The carrier denies each and every contention of the organization and the validity of every argument advanced by it at variance with the carrier's position and pleadings in this case.

FINDINGS: The Second Division of the Adjustment Board, upon the whole record and all the evidence, finds that:

The carrier or carriers and the employe or employes involved in this dispute are respectively carrier and employe within the meaning of the Railway Labor Act as approved June 21, 1934.

This Division of the Adjustment Board has jurisdiction over the dispute involved herein.
2803-9 23



Claims are here brought in behalf of named claimants account of the alleged improper assignment of work pertaining to the installation, repair and maintenance of teletype machines. It is asserted that this work specifically belongs to the employes covered by the effective agreement under and by virtue of both the rules and past practice on the property.

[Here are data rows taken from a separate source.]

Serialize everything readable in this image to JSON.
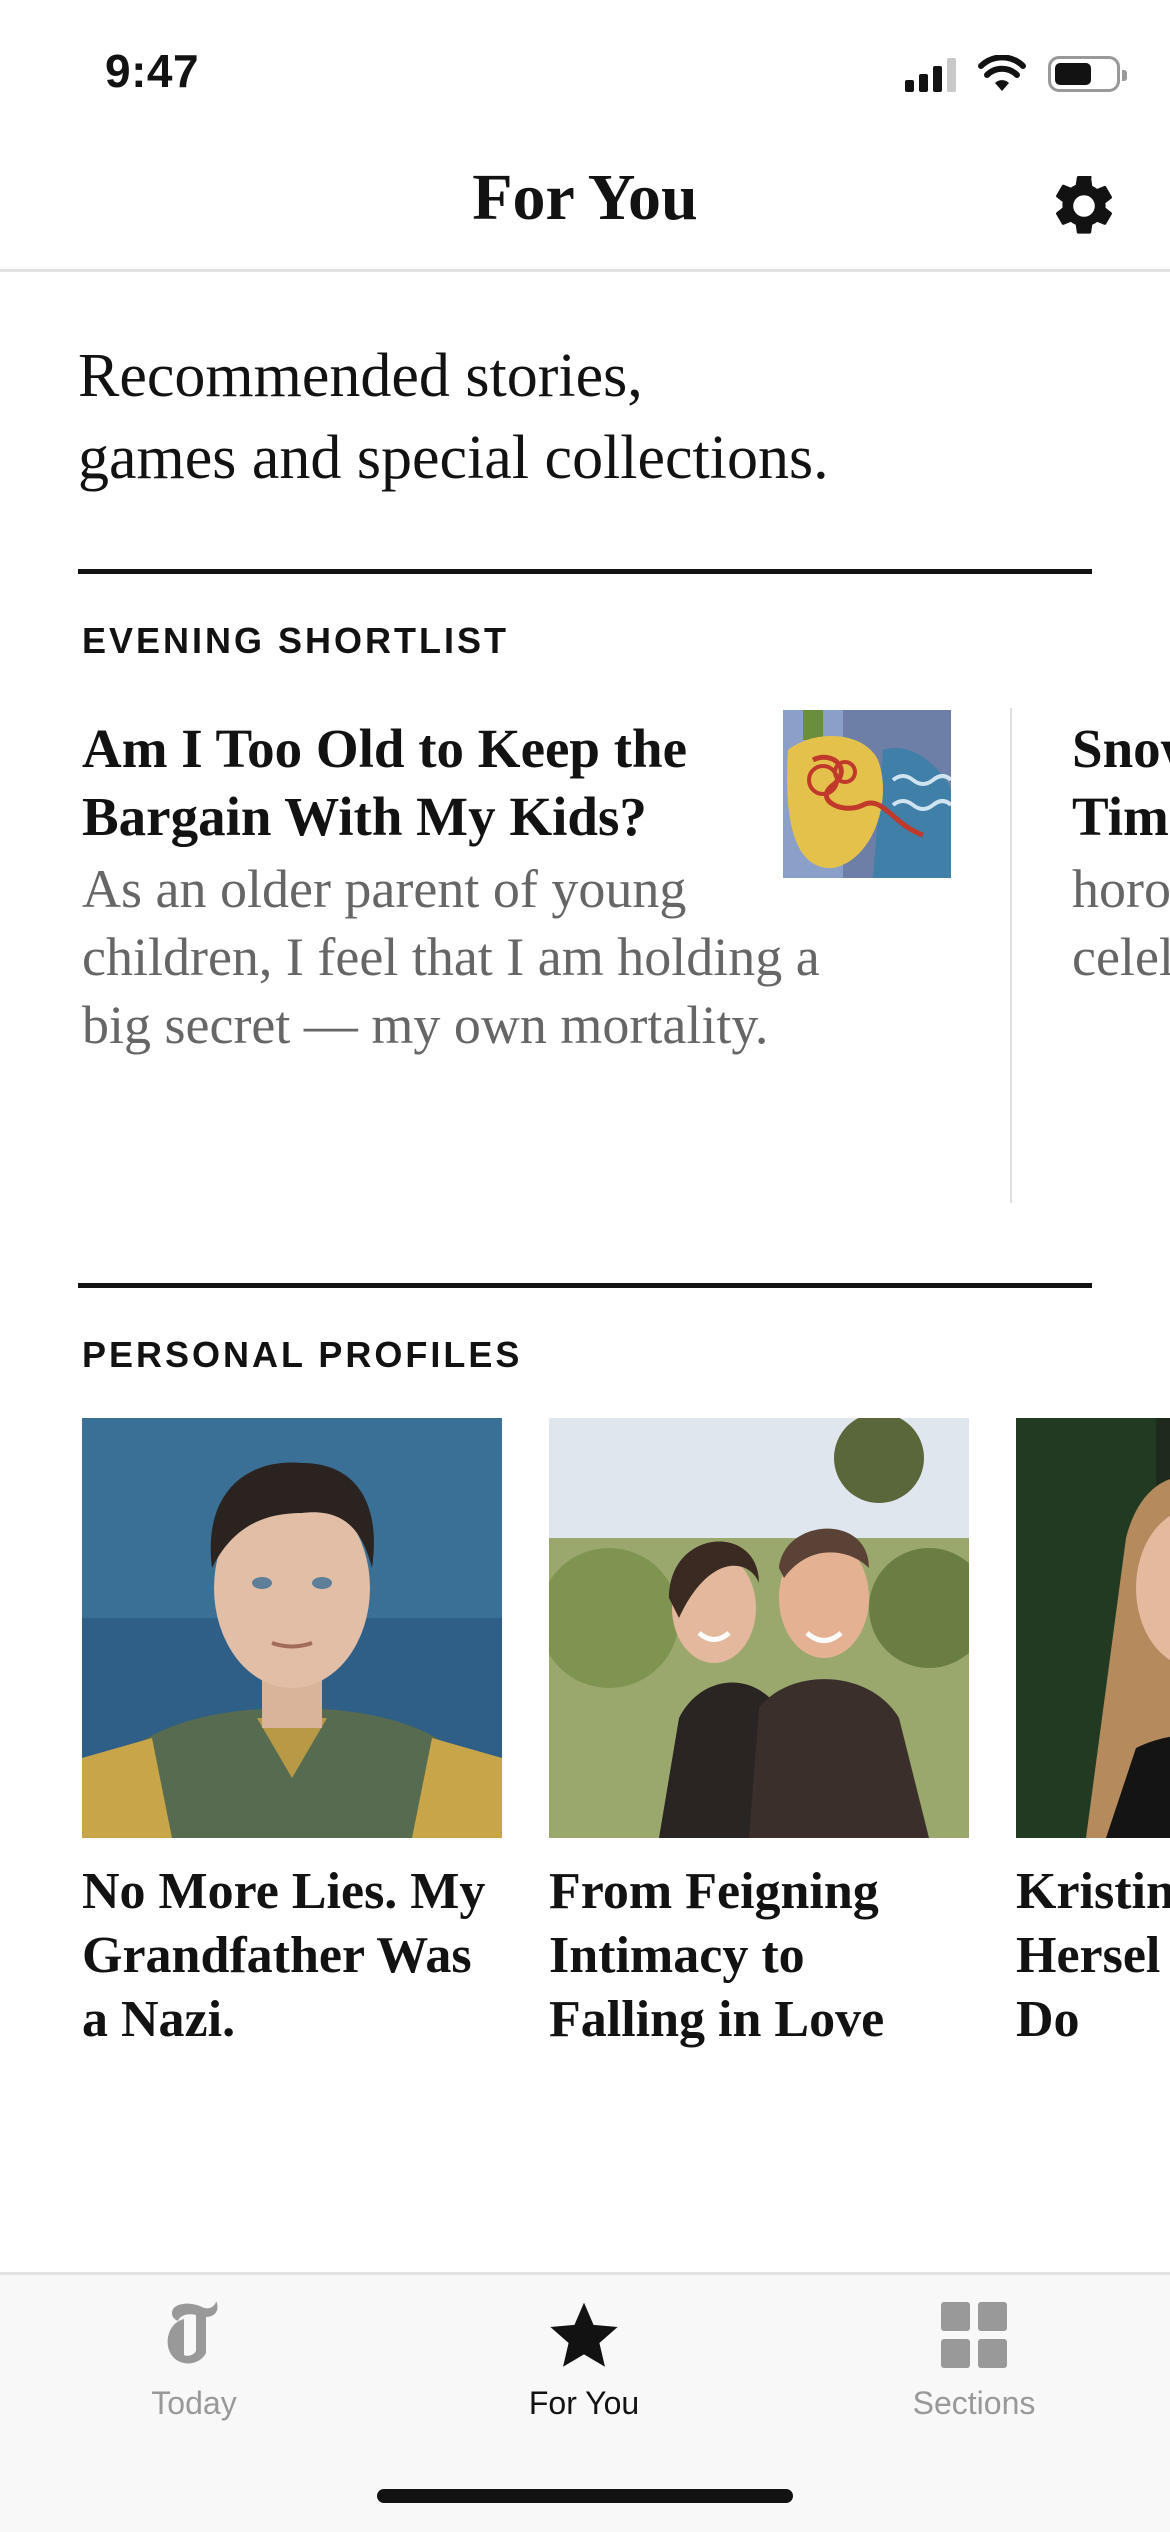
{
  "status_bar": {
    "time": "9:47"
  },
  "header": {
    "title": "For You",
    "settings_icon": "gear-icon"
  },
  "intro": {
    "line1": "Recommended stories,",
    "line2": "games and special collections."
  },
  "evening_shortlist": {
    "label": "EVENING SHORTLIST",
    "stories": [
      {
        "headline": "Am I Too Old to Keep the Bargain With My Kids?",
        "summary": "As an older parent of young children, I feel that I am holding a big secret — my own mortality."
      },
      {
        "headline": "Snow Cen Tim",
        "summary": "horo whit celel"
      }
    ]
  },
  "personal_profiles": {
    "label": "PERSONAL PROFILES",
    "items": [
      {
        "title": "No More Lies. My Grandfather Was a Nazi."
      },
      {
        "title": "From Feigning Intimacy to Falling in Love"
      },
      {
        "title": "Kristin Reinve Hersel Thinks Can Do"
      }
    ]
  },
  "tab_bar": {
    "tabs": [
      {
        "label": "Today",
        "icon": "nyt-logo-icon",
        "active": false
      },
      {
        "label": "For You",
        "icon": "star-icon",
        "active": true
      },
      {
        "label": "Sections",
        "icon": "grid-icon",
        "active": false
      }
    ]
  },
  "colors": {
    "text": "#121212",
    "secondary": "#666666",
    "inactive_tab": "#999999",
    "divider": "#e2e2e2"
  }
}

The record indicates that the teletype machines in question were placed on the carrier's property by the American Telephone and Telegraph Company for a short period of time on an experimental basis. It is apparent that the installation of the machines in question was on a "lease-use" basis, and that the terms of said agreement all installation and maintenance was restricted to that service supplied by the Telephone Company. It is further apparent that such machines and certain independent circuits were available to the carrier only on these terms.

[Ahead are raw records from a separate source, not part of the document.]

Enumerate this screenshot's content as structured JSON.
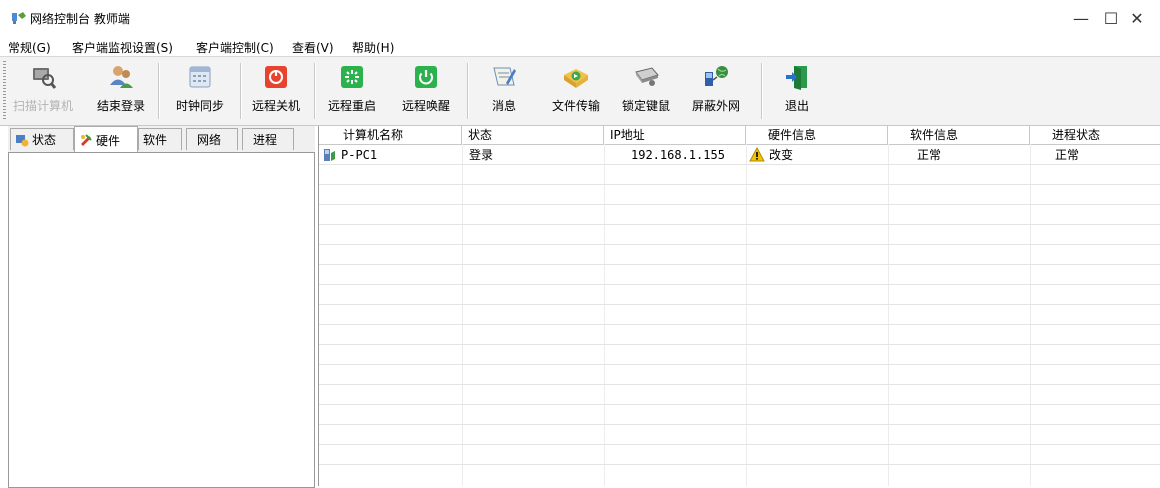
{
  "window": {
    "title": "网络控制台 教师端",
    "minimize_glyph": "—",
    "maximize_glyph": "☐",
    "close_glyph": "✕"
  },
  "menu": [
    "常规(G)",
    "客户端监视设置(S)",
    "客户端控制(C)",
    "查看(V)",
    "帮助(H)"
  ],
  "toolbar": {
    "buttons": [
      {
        "label": "扫描计算机",
        "icon": "scan-computer-icon",
        "enabled": false
      },
      {
        "label": "结束登录",
        "icon": "end-login-users-icon",
        "enabled": true
      },
      {
        "label": "时钟同步",
        "icon": "clock-sync-icon",
        "enabled": true
      },
      {
        "label": "远程关机",
        "icon": "remote-shutdown-icon",
        "enabled": true
      },
      {
        "label": "远程重启",
        "icon": "remote-restart-icon",
        "enabled": true
      },
      {
        "label": "远程唤醒",
        "icon": "remote-wake-icon",
        "enabled": true
      },
      {
        "label": "消息",
        "icon": "message-icon",
        "enabled": true
      },
      {
        "label": "文件传输",
        "icon": "file-transfer-icon",
        "enabled": true
      },
      {
        "label": "锁定键鼠",
        "icon": "lock-keyboard-mouse-icon",
        "enabled": true
      },
      {
        "label": "屏蔽外网",
        "icon": "block-internet-icon",
        "enabled": true
      },
      {
        "label": "退出",
        "icon": "exit-icon",
        "enabled": true
      }
    ]
  },
  "left_tabs": [
    {
      "label": "状态",
      "icon": "status-icon"
    },
    {
      "label": "硬件",
      "icon": "hardware-icon",
      "active": true
    },
    {
      "label": "软件"
    },
    {
      "label": "网络"
    },
    {
      "label": "进程"
    }
  ],
  "table": {
    "columns": [
      "计算机名称",
      "状态",
      "IP地址",
      "硬件信息",
      "软件信息",
      "进程状态"
    ],
    "rows": [
      {
        "name": "P-PC1",
        "status": "登录",
        "ip": "192.168.1.155",
        "hardware": "改变",
        "hardware_icon": "warning-icon",
        "software": "正常",
        "process": "正常"
      }
    ]
  },
  "colors": {
    "shutdown": "#e8432e",
    "restart": "#2bb24c",
    "wake": "#2bb24c",
    "warning": "#f4c400"
  }
}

That Western Union owns and maintains certain equipment on this property is admitted. A similar situation exists here. Telephone Company forces made repairs and adjustments only on the equipment owned by said company. The carrier did not own the machines. They were owned and could be maintained only by Telephone Company forces. We believe that on the basis of the particular and peculiar facts here, there exists a clear line of demarcation between the work contemplated as coming under the scope rule of the agreement, and that which the parties hereto have, by their past practice, considered as being excluded from the coverage thereof.









ATTEST: Harry J. Sassaman
Executive Secretary

Dated at Chicago, Illinois, this 6th day of March, 1958.